Publié le par GouxMathieu

   Pendant les vacances de noël, je suis revenu à de vieilles amours : la littérature expérimentale, décalée, surréaliste, lunaire. Par hasard, je trouvais en seconde main Les Fleurs bleues, que j'avais parcouru jadis, que j'ai perdu depuis, que j'ai retrouvé alors. Mon âge avançant, ce fut comme le redécouvrir, et il est plus plaisant que jamais.

 

 

   Lorsque j'ai pour la première fois évoqué Raymond Queneau sur ce journal, ce fut pour ses Exercices de Style, évidemment, sans doute de tous celui qu'on cite le mieux. Les Fleurs bleues de travailler encore une fois sur la langue, sur sa mélodie, sur l'arbitraire de son signe, sur les espaces qu'elle laisse de mot en mot, de phrase en phrase ; mais elles ajoutent aux Exercices des dimensions supplémentaires, de l'intrigue, de l'émotion, du drame voire, dans ces destins croisés de Cidrolin et du Duc d'Auge, de la péniche que jouxte le camping aux préadamites dessinateurs.
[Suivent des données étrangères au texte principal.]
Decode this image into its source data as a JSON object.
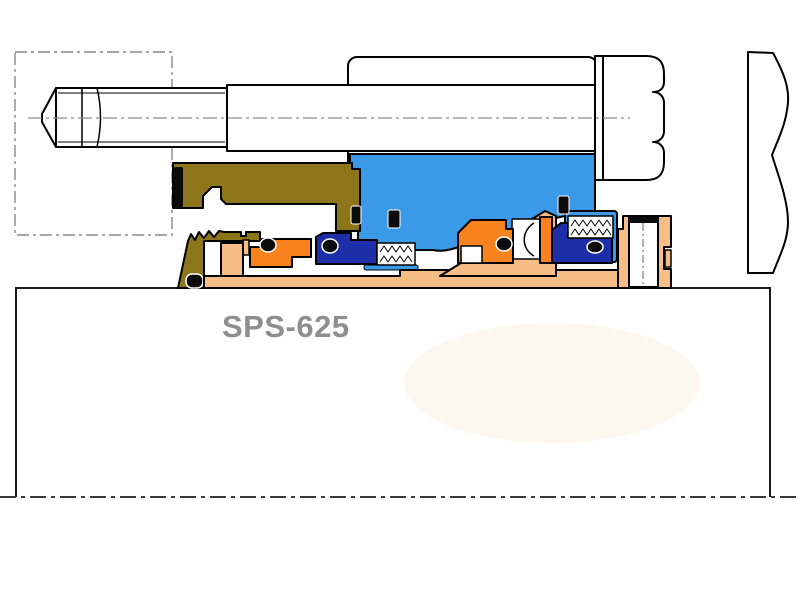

   L'idée première est sans doute assez connue ; du moins, on en parle régulièrement dans les études littéraires. Ce roman propose d'alterner deux points de vue, qui finiront par se superposer : celui du Duc d'Auge, un noble du temps qui part en guerre, plus ou moins ouverte, avec le Roi de France et qui cherche le secret de l'immortalité ; et celui de Cidrolin, paisible pénichier qui ne désire que dormir, mais qui est incessamment embêté par les touristes lui demandant le chemin du camping et qui doit repeindre sa palissade, régulièrement noircie d'insultes proférées à son encontre.

   La curiosité de ces récits croisés, c'est que nous passons rapidement de l'un à l'autre, non pas par un simple changement de chapitre, comme on a pu le voir ailleurs dans le nouveau roman, mais simplement, lorsque tel ou tel personnage s'endort ; et alors au sein de la même phrase, le Duc d'Auge se met à rêver de Cidrolin, ou Cidrolin du Duc d'Auge, et les mondes changent alors brutalement. Dans les premières pages, le choc est pour le moins violent, et on ne comprend pas alors tout à fait ce qui se passe. Au commencement, l'on met ça sur le compte de l'univers étrange que Queneau nous dépeint, ce moyen-âge alternatif, plutôt qu'absurde, cette péniche fantasque, plutôt qu'imaginaire, cet écart entre le monde des livres et le monde du réel. Bientôt cependant, l'on comprend l'astuce, notre esprit est entraîné comme un gymnaste avant la compétition : et on se laisse bercer sans y paraître, dans une joie incroyable.

   C'est encore ici que je trouve le talent le plus grand : il est courant, sans que cela ne soit facile, d'être aléatoire, de partir frontalement dans le coloré et le brigand, d'aller dans l'étrangeté parfaite, de ne plus respecter aucune règle et d'en inventer de nouvelles autres. Mais construire des mondes qui paraissent réels, si réels qu'on pourrait les toucher ; qui s'invitent dans les interstices des chroniques absentes et des amnésies historiographes ; cela demande un talent d'écriture particulier.

   Quelque part, Gagner la guerre n'est jamais que la version sérieuse des Fleurs bleues, comme si, chemin faisant, l'enfant avait cessé de faire semblant pour croire réellement à ce qu'il lisait, le Quichotte toisant évidemment, d'un côté comme de l'autre, l'enfant terrible et l'enfant prodigue avec autant de fierté que de malice. Mais je donne cependant aux Fleurs bleues l'avantage : car rarement un livre ne m'aura autant fait rire. Certes, mes ami.e.s le savent, je suis grand amateur de jeux de mots, et ce texte en regorge ; mais il y a au-delà de cela encore une bonhomie, une bienveillance, à laquelle je demeure sensible.

   Plus je lis et plus j'aime lire ; et plus je lis, et plus j'aime Queneau, étrangement. Ma bibliothèque déborde pourtant de figures tutélaires, de beaux marbres, Hugo admire Chateaubriand, qui pense à Montaigne, qui envie Ovide ; à côté Dostoïevski complimente Joyce, qui parle d'Hemingway. S'éloignant doucement de ces têtes laurées, Queneau, goguenard, s'approche du buffet, et rigole en voyant que la tache d'un verre de vin dessine comme des yeux au-dessus des olives. Et comme j'en ai assez de parler de choses sérieuses, je l'accompagne, gouailleur, dans ses bêtises d'écolier.